Em dias considerados normais, a rotina da cidade flui suave e, sem forasteiros desembarcados e empulseirados, tão genuína quanto possível.
Flui algum trânsito em volta da rotunda do Berkeley Memorial e da torre-relógio e chafariz verde-dourado que lhe faz de centro.
Indiferentes ao aperto imposto pelos carros, uns poucos cidadãos sentam-se à sombra com que a torre os prenda, reforçada por duas palmeiras com copas deformadas pelos sucessivos temporais e vendavais, mas que condizem com o monumento.
Limita a rotunda um casario histórico uniformizado, feito de edifícios de dois andares. Compõe o térreo, um padrão harmonioso de blocos basálticos de distintos tons de castanho.
Acima deste, um outro, de madeira, por norma, pintada de branca, aberto para varandas compridas ou sequências de janelas pintadas.
Cobrem-nos telhados também alvos de grandes chapas que, substituíram as telhas seculares.
Os Núcleos Históricos “concorrentes” de Basseterre
Basseterre foi delineada numa grelha geometrizada, hoje, com dois centros principais.
The Circus, a área disposta em redor do Berkeley Memorial e a Independence Square, o outro núcleo histórico, de uma imponência superior.
Sobretudo, se tivermos em conta que agrupa a catedral – a típica igreja anglicana de Saint George, o tribunal da cidade e boa parte dos seus edifícios mais antigos.
Uma das três ruas que se encontram na rotunda de Berkeley é a Fort Road.
Por ela acima, afastamo-nos do Mar das Caraíbas para um plano mais elevado da capital.
Na direção da pista do aeroporto que, a norte, a aparta da cordilheira vulcânica luxuriante da ilha e limita a expansão da urbe.
À imagem do sucedido em qualquer capital, mesmo nestas ínfimas Antilhas Menores, o velho centro The Circus transformou-se no seu cerne comercial.
Basseterre, St. Kitts: Pela Fort Rd. Acima e Abaixo
A Fort Rd. acolhe uma sequência de pequenos negócios, boutiques, cafés, lojinhas de telemóveis e electrónica, a excepção de uma pizzaria multinacional e, claro está, uns dois restaurantes chineses, incluindo o “My Way“, repleto de “Oriental Delicacies”.
Mesmo arrumados e bem-situados como os encontramos, estes estabelecimentos têm extensões em bancas de rua.

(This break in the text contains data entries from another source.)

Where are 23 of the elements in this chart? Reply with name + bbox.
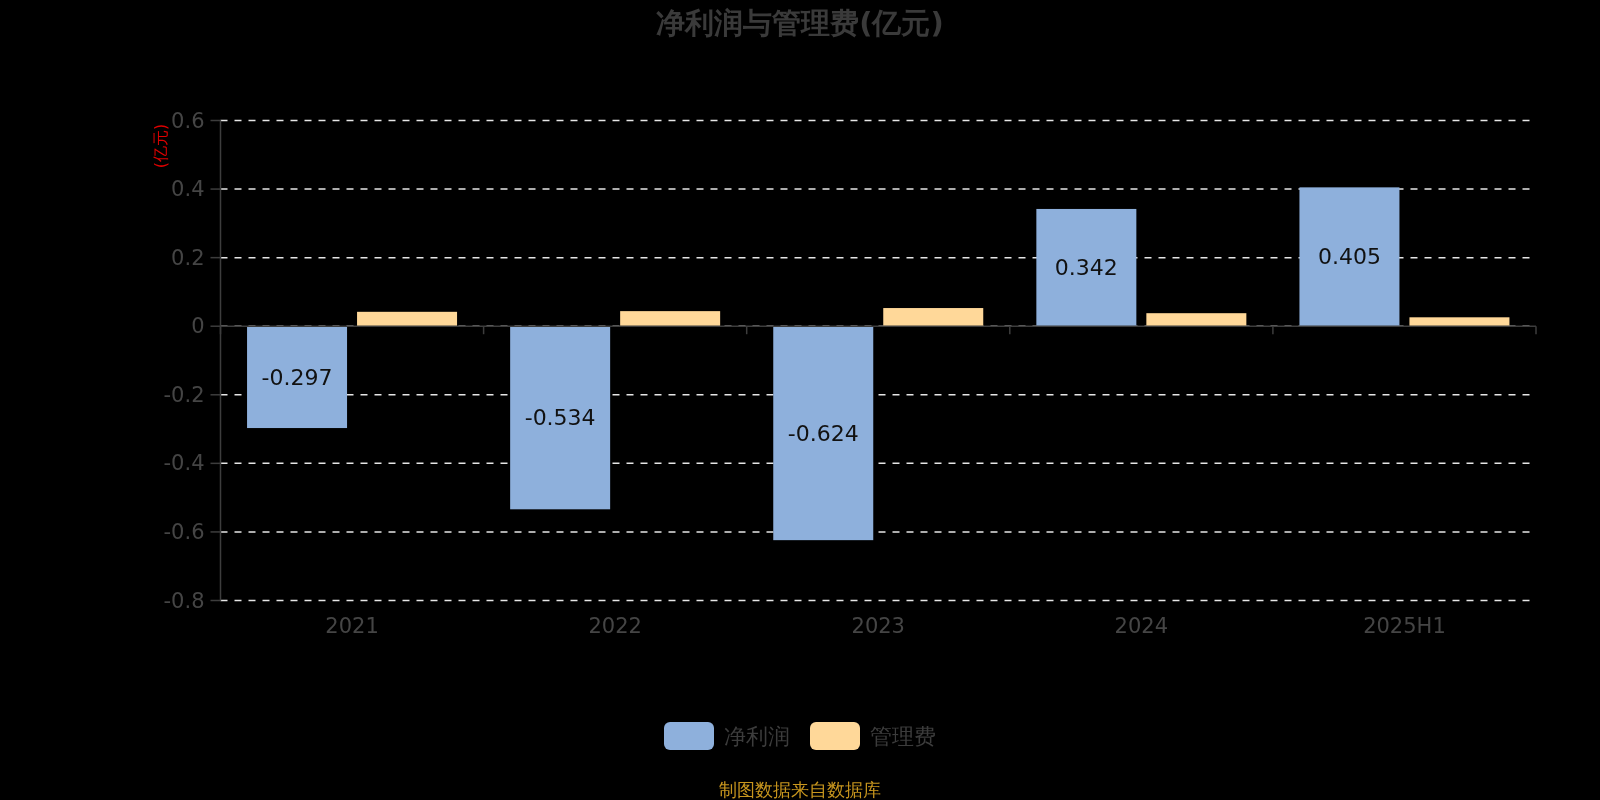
y-tick-label: -0.4 [163, 451, 205, 476]
x-tick-label: 2024 [1114, 614, 1169, 638]
data-label: -0.624 [787, 420, 859, 446]
y-tick-label: -0.2 [163, 382, 205, 407]
x-tick-label: 2022 [588, 614, 642, 638]
ylabel: (亿元) [150, 123, 170, 169]
x-tick-label: 2021 [325, 614, 379, 638]
y-tick-label: 0 [191, 314, 205, 339]
y-tick-label: 0.6 [171, 108, 205, 133]
y-tick-label: -0.8 [163, 588, 205, 613]
data-label: -0.297 [261, 364, 333, 390]
x-tick-label: 2025H1 [1363, 614, 1446, 638]
y-tick-label: 0.2 [171, 245, 205, 270]
annotation: 制图数据来自数据库 [719, 778, 881, 800]
data-label: 0.342 [1054, 255, 1118, 281]
legend-label: 管理费 [870, 723, 936, 749]
title: 净利润与管理费(亿元) [656, 6, 944, 40]
x-tick-label: 2023 [851, 614, 905, 638]
data-label: -0.534 [524, 405, 596, 431]
data-label: 0.405 [1317, 244, 1381, 270]
legend-label: 净利润 [724, 723, 790, 749]
y-tick-label: 0.4 [171, 177, 205, 202]
y-tick-label: -0.6 [163, 519, 205, 544]
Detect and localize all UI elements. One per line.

Uma delas, está repleta de ténis de marcas famosas, cobiçados pela juventude local e guardados à altura por duas vendedoras sentadas em extremos opostos.
Outra, adaptada uma mera mesa quadrada, tenta impingir cabeleiras expostas e penteadas em cabeças-manequins caucasianas.
Posicionada logo ao lado, uma jovem autoridade da cidade parece examiná-las. A agente 967 da força policial da nação acede ao nosso pedido especial. Revela-nos que se chama Oksana Doyling.
Seduzidos por um pedaço inesperado de conversa e de diversão, afiançamos-lhe que, há já meses de viagem pelas Antilhas, que, naquela farda, com aquela pistola, rádio e livrinho de multas, ela tinha, de longe, a mais incrível elegância e pinta policial que alguma vez tínhamos visto.
A mini-agente bem tenta, mas falha em conter uma gargalhada descontrolada.
“Oh! Parem lá com isso e com as fotos também senão ainda vos multo é a vocês!”, roga-nos, quase a chorar de riso, já arrependida da permissão que nos havia concedido e envergonhada pelas piadas que lhe dedicavam transeuntes bem-dispostos.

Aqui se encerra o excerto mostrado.